The Daybringer, foe of the dark, who asks the hard mercy and the open hand.

Devotees The Lightbearer — The Lightbearer, devotees, charitable orders, and pilgrim communities — most common in Lygos and the South

Invocations Invoke the Sun God

Domains The sun/day/light, Hope/courage/aspiration, Mercy/charity/kindness, Truth/revelation, Fire/burning/warmth

Also called the Daybringer, the Sun God, Beacon of Hope and Mercy

Mercy is hard, and Helior calls for it anyway. The Daybringer is god of sun and light, hope and mercy, the fiery foe of the dark — one of the four main gods of Stonetop, generous and demanding generosity in return. Only a few ever hear the call clearly enough to act on it.

Worship

Helior has a shrine in Stonetop's pavilion of the gods, but the worship of Helior runs deepest in Lygos and the South, where it is ancient and widespread.
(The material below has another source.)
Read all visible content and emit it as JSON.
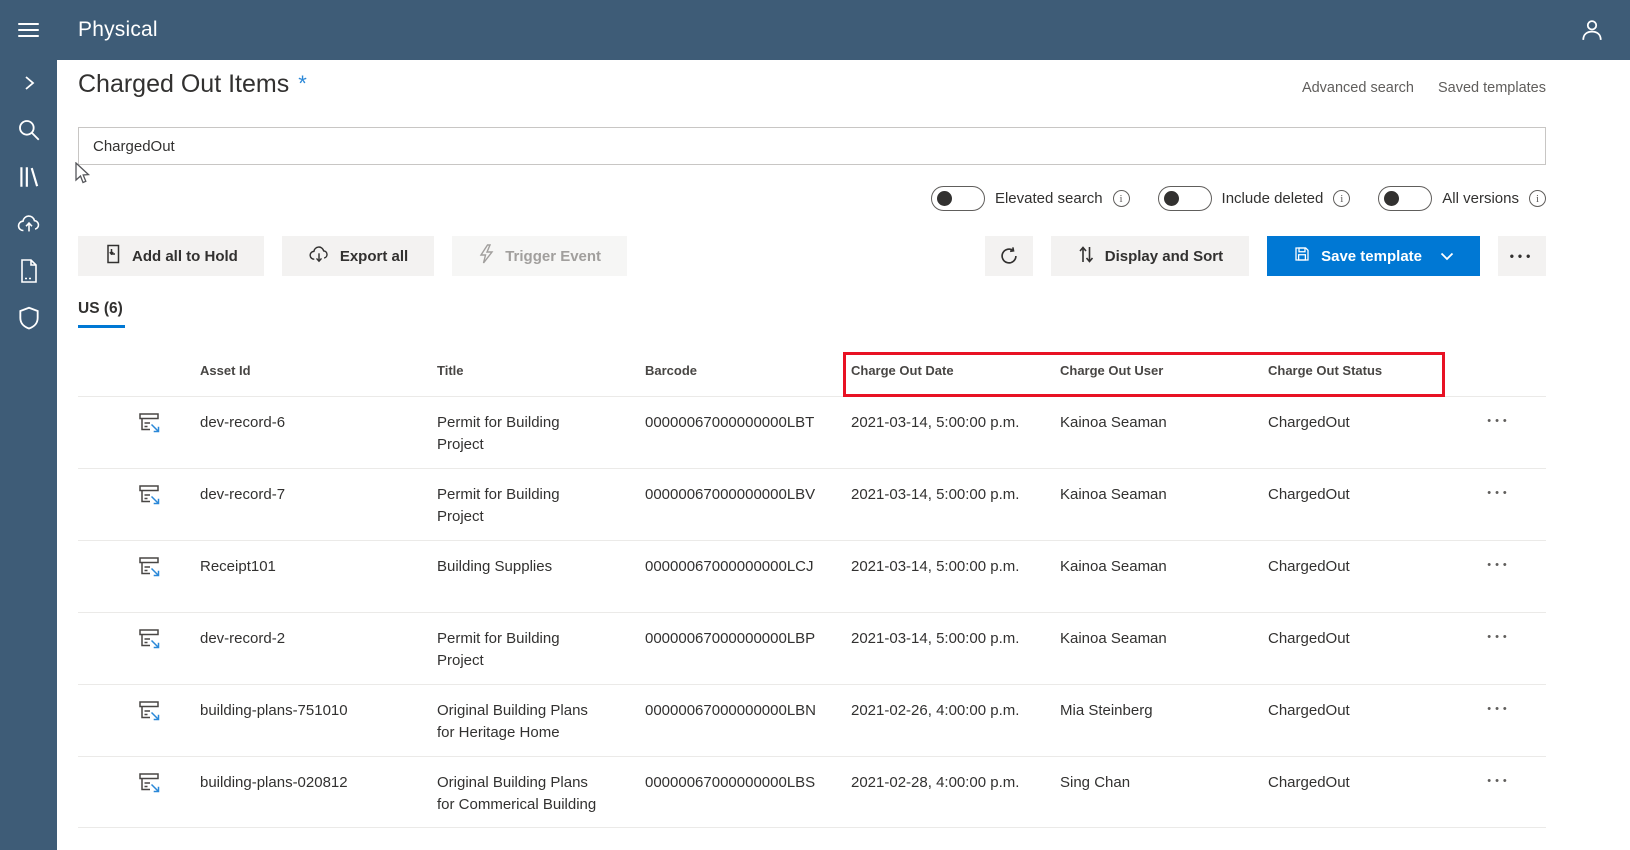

Elsewhere it may be a new thing, an old thing forgotten by most, or even widely persecuted. Practices vary — solemn hymns, serene meditation, joyful song, ascetic denial, fervent dancing, formal ceremonies, drugs and intoxicants, pain and sacrifice — and each community will have its own reasons for the form it takes.

The Lightbearer

Helior's appointed servant is the Lightbearer, wielder of his power and grace. There has only ever been one active at a time. If The Lightbearer sits at the table, they are it; otherwise the spirit of a prior Lightbearer might still walk, bestowing visions and quests. The Invoke the Sun God move targets creatures and spirits "of darkness" — The Things Below and their thralls, spirits of night and dark places, and almost all undead.

Hooks

Reach for Helior when the question is whether mercy is still possible. Pilgrims gather around a working Lightbearer; fanatics grow up from devoted communities; charlatans claim the mantle for their own purposes. The light he brings is unambiguously good, but the people who carry it are still people.